Our company also collaborated with many overseas companies that have come forth to Biomax to further understand our technology and how we can potentially aid them in the process of waste conversion.

Based on my own personal views, the growth and market for our technology will be fast growing and it will continue this way for a long time. Additionally, considering how many are starting to see the issue with existing waste management methods such as landfills—which are overflowing and have high carbon emissions—and incineration—which is extremely harmful for the environment and also releases high carbon emissions—we foresee that in the future more countries will be made aware of the waste problems and will be looking into resolving it by tapping into biotechnological methods such as aerobic digestion. 

WT: What is the timeframe of the aerobic digestion process [materials in/end products out], and how does it differ from anaerobic digestion or other treatment methods?

SET: The timeframe for our whole process of converting organic waste (input) into organic fertilizers (output) will be 24 hours.

The process will be a one-input and one-output system, with a high processing temperature of 175 to 185 degrees Fahrenheit to kill off the bacteria and viruses present in the waste.

For an input of 15 metric tons of organic waste, you simply add 15 kilograms (33 pounds) of our BM1 enzymes to break down wastes such as animal bones, lamb heads, chicken corpses, etc. For a 15 metric ton input, the output will be approximately 70 percent of the input, which is about 10 to 10.5 metric tons of organic fertilizers.

The output will be hot, so once it is cooled down, it can be packaged and sold on the market.

Biomax’s treatment process differs from other treatments as we depend on our BM1 enzymes to break down the wastes (again, such as animal bones, lamb heads and chicken corpses). There is no further crushing or grinding needed, as our BM1 enzymes will be able to break down the waste as it is.

Both aerobic and anaerobic digestion are methods of processing biodegradable materials, mainly organic waste and involves the process of decomposition by biological organisms.

Aerobic digestion occurs in the presence of oxygen and can be a batch-fed process (to input waste only once, and the moisture requirement is 40 percent. Anaerobic digestion occurs in the absence of oxygen, and it is a continuous-fed process (to input waste material from time to time) and the moisture requirement is 100 percent.

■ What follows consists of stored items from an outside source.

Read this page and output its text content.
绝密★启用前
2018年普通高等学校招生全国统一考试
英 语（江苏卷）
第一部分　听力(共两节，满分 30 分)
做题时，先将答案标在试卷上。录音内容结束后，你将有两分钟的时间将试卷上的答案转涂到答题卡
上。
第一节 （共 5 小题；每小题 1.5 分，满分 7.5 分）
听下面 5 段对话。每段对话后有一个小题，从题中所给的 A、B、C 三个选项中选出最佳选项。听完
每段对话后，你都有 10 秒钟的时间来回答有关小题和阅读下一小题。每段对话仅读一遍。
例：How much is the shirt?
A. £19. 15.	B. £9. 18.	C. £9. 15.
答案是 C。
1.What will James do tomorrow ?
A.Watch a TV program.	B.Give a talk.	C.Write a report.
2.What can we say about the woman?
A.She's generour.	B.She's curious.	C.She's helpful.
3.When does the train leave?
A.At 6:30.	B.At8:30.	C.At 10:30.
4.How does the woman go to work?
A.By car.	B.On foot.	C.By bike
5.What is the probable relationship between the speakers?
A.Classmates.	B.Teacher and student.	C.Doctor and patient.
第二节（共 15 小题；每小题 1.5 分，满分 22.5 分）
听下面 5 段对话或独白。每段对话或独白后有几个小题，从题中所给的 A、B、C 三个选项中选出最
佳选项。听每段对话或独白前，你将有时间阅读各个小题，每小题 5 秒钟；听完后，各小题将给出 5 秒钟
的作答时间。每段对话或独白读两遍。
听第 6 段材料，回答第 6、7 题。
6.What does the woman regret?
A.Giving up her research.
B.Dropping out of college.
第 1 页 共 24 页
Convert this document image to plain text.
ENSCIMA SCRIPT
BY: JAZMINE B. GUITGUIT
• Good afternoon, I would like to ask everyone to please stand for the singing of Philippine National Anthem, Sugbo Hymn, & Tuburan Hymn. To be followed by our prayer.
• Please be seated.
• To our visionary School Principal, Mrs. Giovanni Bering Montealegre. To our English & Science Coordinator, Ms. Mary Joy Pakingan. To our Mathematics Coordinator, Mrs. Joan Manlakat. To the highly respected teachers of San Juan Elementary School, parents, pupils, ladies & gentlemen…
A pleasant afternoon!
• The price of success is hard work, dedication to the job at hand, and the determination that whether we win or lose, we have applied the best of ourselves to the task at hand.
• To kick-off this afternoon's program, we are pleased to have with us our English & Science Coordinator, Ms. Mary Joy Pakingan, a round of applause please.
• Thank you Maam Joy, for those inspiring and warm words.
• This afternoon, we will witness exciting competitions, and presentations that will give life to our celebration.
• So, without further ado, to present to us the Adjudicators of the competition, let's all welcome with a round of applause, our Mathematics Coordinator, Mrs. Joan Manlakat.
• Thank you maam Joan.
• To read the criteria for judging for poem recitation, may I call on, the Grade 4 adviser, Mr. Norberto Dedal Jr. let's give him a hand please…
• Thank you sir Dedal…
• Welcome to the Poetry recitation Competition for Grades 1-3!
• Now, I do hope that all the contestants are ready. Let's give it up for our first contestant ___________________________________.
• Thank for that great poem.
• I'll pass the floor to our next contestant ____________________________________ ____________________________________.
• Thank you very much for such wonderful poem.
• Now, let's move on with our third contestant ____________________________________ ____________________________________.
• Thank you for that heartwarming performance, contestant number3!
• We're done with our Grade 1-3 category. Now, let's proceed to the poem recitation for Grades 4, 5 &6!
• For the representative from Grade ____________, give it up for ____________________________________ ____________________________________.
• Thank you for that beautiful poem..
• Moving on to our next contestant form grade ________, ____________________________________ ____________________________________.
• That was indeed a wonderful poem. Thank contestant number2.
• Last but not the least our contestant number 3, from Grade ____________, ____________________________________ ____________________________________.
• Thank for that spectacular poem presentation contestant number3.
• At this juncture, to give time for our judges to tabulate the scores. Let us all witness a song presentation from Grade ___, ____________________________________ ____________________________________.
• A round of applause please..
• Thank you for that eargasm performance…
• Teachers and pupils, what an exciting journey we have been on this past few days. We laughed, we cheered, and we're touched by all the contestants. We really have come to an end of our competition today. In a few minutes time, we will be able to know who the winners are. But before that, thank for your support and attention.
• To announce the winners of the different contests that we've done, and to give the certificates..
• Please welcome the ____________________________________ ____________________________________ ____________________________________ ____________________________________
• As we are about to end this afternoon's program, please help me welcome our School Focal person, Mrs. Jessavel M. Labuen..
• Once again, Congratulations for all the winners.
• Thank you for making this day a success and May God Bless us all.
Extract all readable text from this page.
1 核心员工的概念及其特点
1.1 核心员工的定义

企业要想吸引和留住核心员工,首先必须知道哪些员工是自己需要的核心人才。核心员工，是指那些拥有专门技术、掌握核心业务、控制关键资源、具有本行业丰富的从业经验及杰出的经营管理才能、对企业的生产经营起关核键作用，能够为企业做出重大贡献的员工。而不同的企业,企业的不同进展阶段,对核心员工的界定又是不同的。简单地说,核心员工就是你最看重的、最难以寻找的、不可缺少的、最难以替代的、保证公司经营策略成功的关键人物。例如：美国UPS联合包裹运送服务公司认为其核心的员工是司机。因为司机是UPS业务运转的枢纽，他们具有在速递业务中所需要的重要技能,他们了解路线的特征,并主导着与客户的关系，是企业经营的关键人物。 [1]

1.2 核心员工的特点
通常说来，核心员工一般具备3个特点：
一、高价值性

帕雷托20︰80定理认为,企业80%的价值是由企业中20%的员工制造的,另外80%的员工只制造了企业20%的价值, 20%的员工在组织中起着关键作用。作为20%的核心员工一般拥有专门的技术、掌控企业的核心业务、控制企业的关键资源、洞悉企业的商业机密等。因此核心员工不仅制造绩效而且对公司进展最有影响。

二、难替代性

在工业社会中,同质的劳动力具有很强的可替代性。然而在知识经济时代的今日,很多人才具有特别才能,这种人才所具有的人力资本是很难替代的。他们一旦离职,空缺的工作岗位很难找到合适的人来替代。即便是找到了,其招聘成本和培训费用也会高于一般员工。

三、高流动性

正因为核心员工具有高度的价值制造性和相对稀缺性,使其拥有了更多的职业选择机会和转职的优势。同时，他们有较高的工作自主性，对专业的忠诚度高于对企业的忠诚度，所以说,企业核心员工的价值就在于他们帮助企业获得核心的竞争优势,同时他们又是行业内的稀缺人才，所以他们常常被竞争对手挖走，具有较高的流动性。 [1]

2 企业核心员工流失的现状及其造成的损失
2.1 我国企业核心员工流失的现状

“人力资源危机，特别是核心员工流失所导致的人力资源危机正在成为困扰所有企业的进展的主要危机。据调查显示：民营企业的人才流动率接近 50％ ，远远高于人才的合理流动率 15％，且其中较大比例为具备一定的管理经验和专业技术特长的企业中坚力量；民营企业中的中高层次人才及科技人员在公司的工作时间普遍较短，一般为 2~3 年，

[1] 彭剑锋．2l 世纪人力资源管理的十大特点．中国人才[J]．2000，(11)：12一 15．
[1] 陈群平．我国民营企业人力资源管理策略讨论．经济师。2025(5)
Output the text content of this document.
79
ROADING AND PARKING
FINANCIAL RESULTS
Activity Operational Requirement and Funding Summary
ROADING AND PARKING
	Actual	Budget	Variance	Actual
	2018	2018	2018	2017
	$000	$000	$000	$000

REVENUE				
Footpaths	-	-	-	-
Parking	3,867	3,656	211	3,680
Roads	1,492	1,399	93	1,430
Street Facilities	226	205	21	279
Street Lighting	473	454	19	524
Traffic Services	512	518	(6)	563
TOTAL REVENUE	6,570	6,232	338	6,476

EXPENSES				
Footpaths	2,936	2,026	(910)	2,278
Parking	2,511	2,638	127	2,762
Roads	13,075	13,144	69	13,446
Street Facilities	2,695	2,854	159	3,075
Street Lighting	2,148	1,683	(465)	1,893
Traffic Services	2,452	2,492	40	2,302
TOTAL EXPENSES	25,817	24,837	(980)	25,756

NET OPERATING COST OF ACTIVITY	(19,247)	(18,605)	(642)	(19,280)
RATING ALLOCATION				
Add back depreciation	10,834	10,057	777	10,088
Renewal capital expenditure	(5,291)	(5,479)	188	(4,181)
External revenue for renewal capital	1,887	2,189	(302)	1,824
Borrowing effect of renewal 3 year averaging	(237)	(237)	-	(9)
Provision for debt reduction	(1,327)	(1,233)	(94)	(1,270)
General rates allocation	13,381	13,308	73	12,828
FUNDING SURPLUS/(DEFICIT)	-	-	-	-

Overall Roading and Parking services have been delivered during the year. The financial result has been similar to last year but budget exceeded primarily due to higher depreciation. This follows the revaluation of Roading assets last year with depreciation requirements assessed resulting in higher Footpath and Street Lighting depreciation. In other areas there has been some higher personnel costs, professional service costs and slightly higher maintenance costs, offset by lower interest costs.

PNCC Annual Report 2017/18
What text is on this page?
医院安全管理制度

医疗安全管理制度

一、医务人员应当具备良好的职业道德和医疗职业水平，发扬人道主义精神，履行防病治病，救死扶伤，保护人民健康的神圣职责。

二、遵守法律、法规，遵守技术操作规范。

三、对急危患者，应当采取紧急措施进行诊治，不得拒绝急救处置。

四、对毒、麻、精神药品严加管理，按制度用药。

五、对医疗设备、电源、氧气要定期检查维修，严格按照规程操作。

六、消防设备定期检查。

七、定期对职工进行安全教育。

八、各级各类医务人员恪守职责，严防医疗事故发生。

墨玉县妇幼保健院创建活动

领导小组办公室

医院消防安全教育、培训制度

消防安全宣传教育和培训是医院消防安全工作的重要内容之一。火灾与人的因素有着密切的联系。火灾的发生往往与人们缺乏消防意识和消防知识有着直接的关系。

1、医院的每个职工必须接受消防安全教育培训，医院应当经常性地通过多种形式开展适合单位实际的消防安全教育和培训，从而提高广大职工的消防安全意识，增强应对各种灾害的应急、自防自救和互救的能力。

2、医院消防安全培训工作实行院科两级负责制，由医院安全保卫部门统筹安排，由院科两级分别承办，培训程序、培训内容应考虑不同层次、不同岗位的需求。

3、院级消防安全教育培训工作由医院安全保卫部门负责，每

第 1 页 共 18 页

Aerobic digestion produces compost, water, volatilized gas (ammonia, carbon dioxide) and the end product is called compost. Whereas anaerobic digestion produces digestate, biogas (methane, carbon dioxide and hydrogen sulfide). The end product is called digestate.

Aerobic digestion also has a shorter process (often eight to 10 days), but Biomax’s process is way faster with just 24 hours, as our aerobic digestion happens in a controlled environment (in-vessel). The breakdown process is also simpler, involving hydrolysis. Heat generated in the process is also sufficient to kill pathogens.

Anaerobic digestion has a longer processing time (it can be from 60 to 90 days), with a complex breakdown process involving hydrolysis, acidogenesis and acetogenesis. Heat generated in the process is not [always] sufficient to kill pathogens.

WT: At what stage in the process should a company like Biomax be consulted by a government or company considering aerobic digestion?

SET: In addition to the technological capabilities of our technology, for companies like Biomax to be consulted, we would require more data and feedback from our users to generate proven track records as good reference points for government bodies or companies who are considering aerobic digestion as a waste management method. On this note, I hope that more countries can be made aware and start using our technology internationally to create a greener planet such that this cyclical process can be kick-started.